In my last post I mentioned that I had rewritten the Parallel Coordinates Plot to achieve a pretty drastic speed up. Before I get into the graphics hit detection trick at the heart of the performance boost, I’d like to explain the problem with the original implementation. The main thing that dragged down the first version was the fact that each line drawn on the plot was handled by a separate UIComponent. I knew that that was bad idea going in, but I went with it anyway. My reasons for subclassing UIComponent were pretty weak…
- I wanted to take advantage of invalidation.In most cases Parallel Coordinates Plots contain hundreds, if not thousands, of lines. The overhead involved in instantiating and validating thousands of UIComponents outweighs the programming convenience provided by invalidation, especially when all you really want to do is draw a line.
- I wanted the lines to have tool tips.It’s great that UIComponents have tool tip functionality built right in, but again, it’s foolish to take advantage of the niceties of UIComponent at the cost of performance. The ToolTipManager exists for a reason.
- I wanted to allow the user to draw anything they wanted between the axes.Honestly, Parallel Coordinates Plots are crowded enough by default. I can’t think of a single thing a user would want to do aside from changing the color and thickness of the lines.
So for the most part I made the decision out of laziness. When I started cleaning up the code to migrate it into BirdEye, I realized that I would have to rewrite the Parallel Coordinates Plot altogether if it was going to be useful to anyone.
Cutting out the bloat
With the overhead of UIComponent mind, it might seem reasonable to just make each line a Sprite and manage rendering manually. Unfortunately, that probably wouldn’t scale nicely either. Sprites are lighter than UIComponents, but adding thousands of Sprites to the display list and running graphics operations on them is still a tall order.
Drawing all of the lines to a single Sprite’s graphics property is straightforward enough, but all those graphics operations wear noticeably on performance. This is the option I ultimately went with, so to get around the performance problem I store the results of the graphics operations to a BitmapData using the BitmapData.draw method and then render the BitmapData to the screen using Graphics.beginBitmapFill.
Unfortunately, this leaves the lines completely non-interactive. They’re not DisplayObjects anymore, so they can’t dispatch the mouse events needed to support roll over and selection. But wait…
Supporting bitmap interactivity using picking techniques
3D engines have to deal with this problem all the time. When you click on the screen in an OpenGL application, the app knows the coordinates of the cursor, but the developer still has to do some leg work to figure out which 3D object those coordinates refer to. There are a number of techniques used to solve this “picking” problem. One technique is to render the 3D scene twice: once normally and once with each 3D object colored with a unique color. The first rendering is presented to the user, while the second is kept invisible. When the user clicks on a pixel in the first rendering, the program looks up the color at the cooresponding coordinates in the second rendering. Since the colors are uniquely mapped to the 3D objects, this program can determine which object was clicked based on that color.
This is the same technique that the new Parallel Coordinates Plot uses to determine what the user is interacting with. Each line segment is uniquely identified by two fields and the values in those fields; the fields determine the x coordinates of the line segment’s endpoints and the values determine the y coordinates.
The Parallel Coordinates Plot maintains a hash mapping those four properties to unique colors. When the user clicks on the component, the color under the pointer is extracted, the hash is queried, and the items that match the field-value pairs are returned. In the full implementation there are four bitmaps used in all:
- The first bitmap contains a line for every item, regardless of selected or rolled over status.
- The second bitmap only shows lines for rolled over items. This bitmap is rendered on top of the first bitmap, masking the fact that every item is actually rendered in the first one.

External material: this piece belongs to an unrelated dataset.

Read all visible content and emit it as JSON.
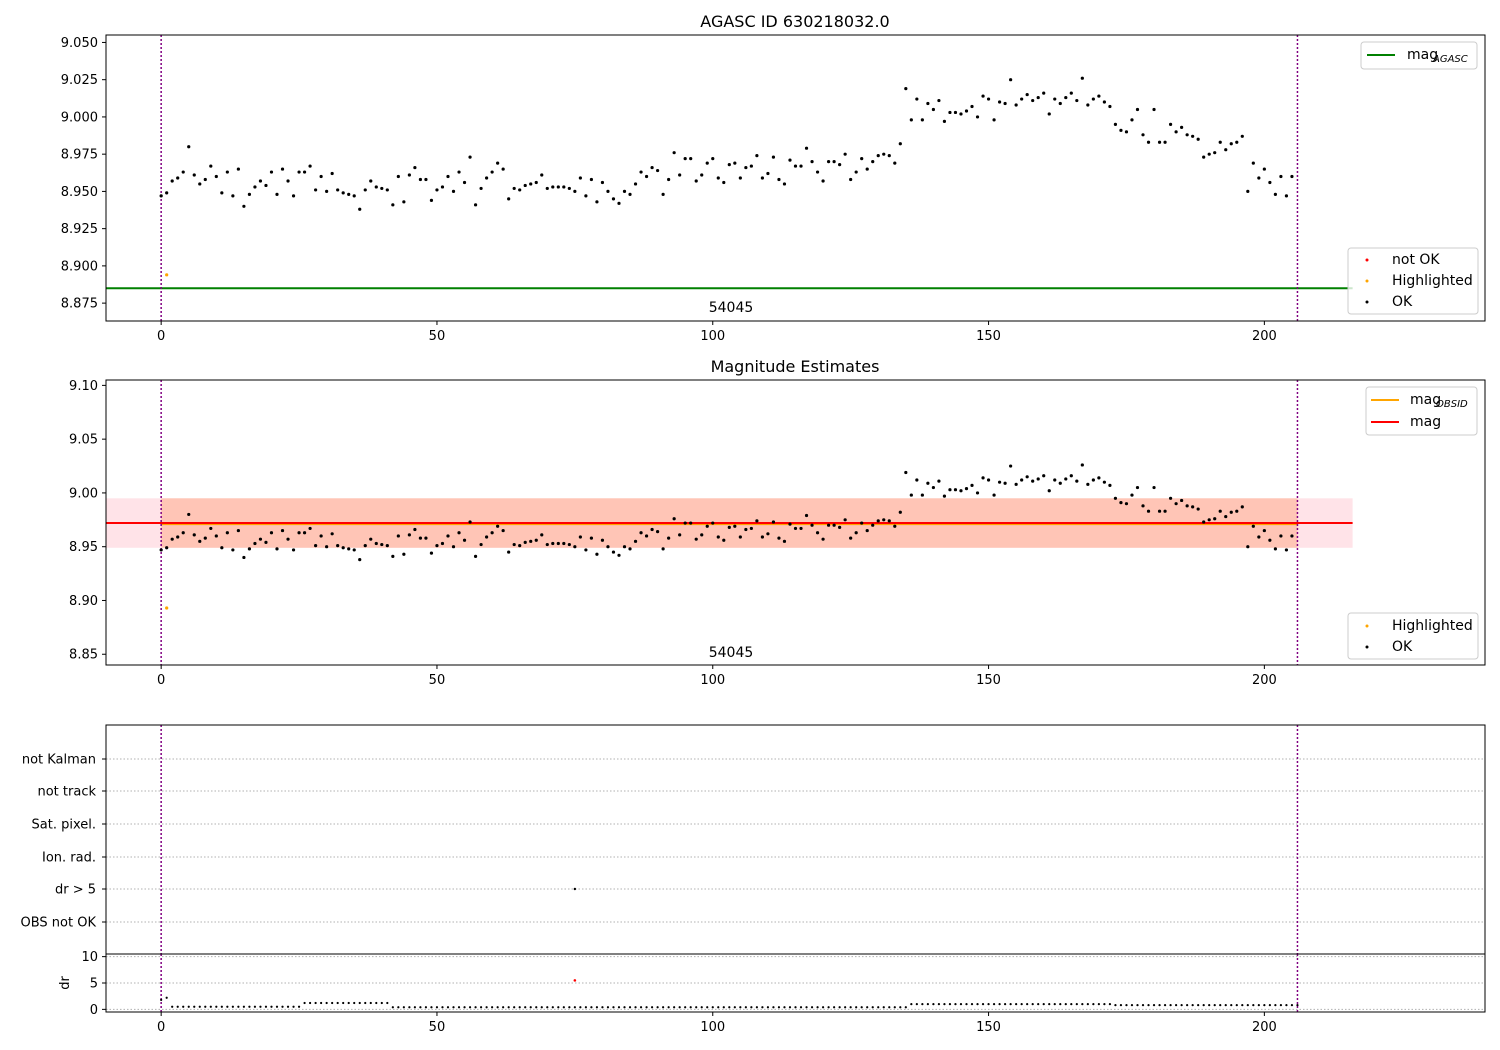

- The third bitmap shows only the selected items. Similarly, this is rendered on top of the second bitmap to achieve the same effect.
- The invisible fourth bitmap used for picking.
It may seem redundant to render lines more times than absolutely necessary, but the extra steps let the Parallel Coordinates Plot save in the long run. It only needs to redraw the lines that have changed from one moment to the next. If the contents of the data provider and the width and height remain constant, the first bitmap only needs to be drawn once.
When it all comes together, the Parallel Coordinates Plot looks like this under the hood:
but the user sees this:
I’ve put together an example that demonstrates the new and improved Parallel Coordinates Plot. I didn’t run any metrics to try and compare the performance with the older sample I put together, but in terms of responsiveness, the new version blows the old one out of the water. The source for the new sample is available here. The color hashing occurs within the internal FieldValuePairColorHash class at the bottom of the ParallelCoordinatePlot class.